The story begins with yesterday’s blog about the demise of auto parts stores. The universe played a very cruel joke on me by causing my car to overheat last night and become undriveable at a seriously inopportune time. Think rainstorm, far from home, dead phone battery, groceries in the car… you get the idea.
I hope the problem is as simple as low coolant level or a faulty thermostat. Lucky for me there’s an auto parts store within a mile of my home, which will make for a very convenient morning walk. If parts stores are indeed on the decline, I’m happy that the one near me still has its doors open.
Without a car but still needing to go for a drive, I managed to talk my way into a 2013 Subaru Legacy for the evening. And that was enough to scare me into holding on to my car or buying used when the time for replacement comes.
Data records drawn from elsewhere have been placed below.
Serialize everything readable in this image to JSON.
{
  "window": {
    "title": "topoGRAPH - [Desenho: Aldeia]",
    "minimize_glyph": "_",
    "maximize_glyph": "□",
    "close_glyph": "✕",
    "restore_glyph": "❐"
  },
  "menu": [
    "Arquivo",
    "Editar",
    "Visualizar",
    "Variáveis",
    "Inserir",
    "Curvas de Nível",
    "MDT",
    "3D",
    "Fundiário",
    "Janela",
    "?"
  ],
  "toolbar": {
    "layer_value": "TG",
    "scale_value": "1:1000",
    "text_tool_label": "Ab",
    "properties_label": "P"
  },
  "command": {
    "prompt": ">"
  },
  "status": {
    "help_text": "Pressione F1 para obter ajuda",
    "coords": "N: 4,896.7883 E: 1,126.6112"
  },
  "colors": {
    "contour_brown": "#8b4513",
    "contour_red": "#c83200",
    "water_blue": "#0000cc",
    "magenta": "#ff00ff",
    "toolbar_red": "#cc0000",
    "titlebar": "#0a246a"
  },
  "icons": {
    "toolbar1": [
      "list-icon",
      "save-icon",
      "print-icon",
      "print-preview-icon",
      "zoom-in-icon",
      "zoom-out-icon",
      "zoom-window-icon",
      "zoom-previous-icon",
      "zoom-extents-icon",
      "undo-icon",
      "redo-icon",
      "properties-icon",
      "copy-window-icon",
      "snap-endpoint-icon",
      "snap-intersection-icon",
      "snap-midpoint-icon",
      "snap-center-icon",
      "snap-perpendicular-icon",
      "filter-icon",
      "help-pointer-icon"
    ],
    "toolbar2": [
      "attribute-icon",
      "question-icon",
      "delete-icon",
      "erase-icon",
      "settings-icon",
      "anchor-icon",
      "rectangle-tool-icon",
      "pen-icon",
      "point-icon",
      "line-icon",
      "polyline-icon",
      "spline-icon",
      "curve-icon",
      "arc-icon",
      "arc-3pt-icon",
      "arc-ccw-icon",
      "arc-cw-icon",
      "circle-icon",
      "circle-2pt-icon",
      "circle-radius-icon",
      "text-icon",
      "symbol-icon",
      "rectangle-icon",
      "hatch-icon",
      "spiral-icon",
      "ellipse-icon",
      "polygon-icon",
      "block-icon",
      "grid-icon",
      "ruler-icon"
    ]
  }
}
The Legacy had everything. Backup camera, lane-departure warning system, adaptive cruise control and, I’m pretty sure if I pushed the right button, an espresso maker.
I’m used to tooling around in a car with a 5-speed manual transmission. The Subie came equipped with a CVT automatic, which is about as opposite as possible. If that wasn’t unnerving enough, the car’s owner decided to show me how the adaptive cruise control works. What wasn’t planned was the approaching ambulance and highway traffic abruptly pulling to the right. Instinct, of course, demanded that I plant my left foot on the brake pedal. My friend, though, kept saying, “Don’t touch the brakes.”
You can imagine how unnatural it feels to be in a line of slowing traffic going from 60 miles per hour with the cruise on and not stepping on the brake pedal.
“Don’t step on the brake,” she said.
“I have to!”
The car in front was slowing way down.
“Don’t do it!”
The car stopped on the side of the highway, and the ambulance safely passed.
“Isn’t that cool?!” she exclaimed.
“I don’t know,” I said as I dropped my head. “I stepped on the brake.”
I could feel the car slowing down before I did, but all I could think about was that Volvo at a press event that slammed into the back of a truck when it was supposed to stop on its own. Trusting a car to stop seems like a lot to ask when I know my right leg is perfectly reliable at performing the task.
Technology is cool in new cars, no doubt, but I wonder if some is just overkill. At this point, I’d just be happy with a cooling system that works.
Will you opt for adaptive cruise control and lane-departure warnings for your next car?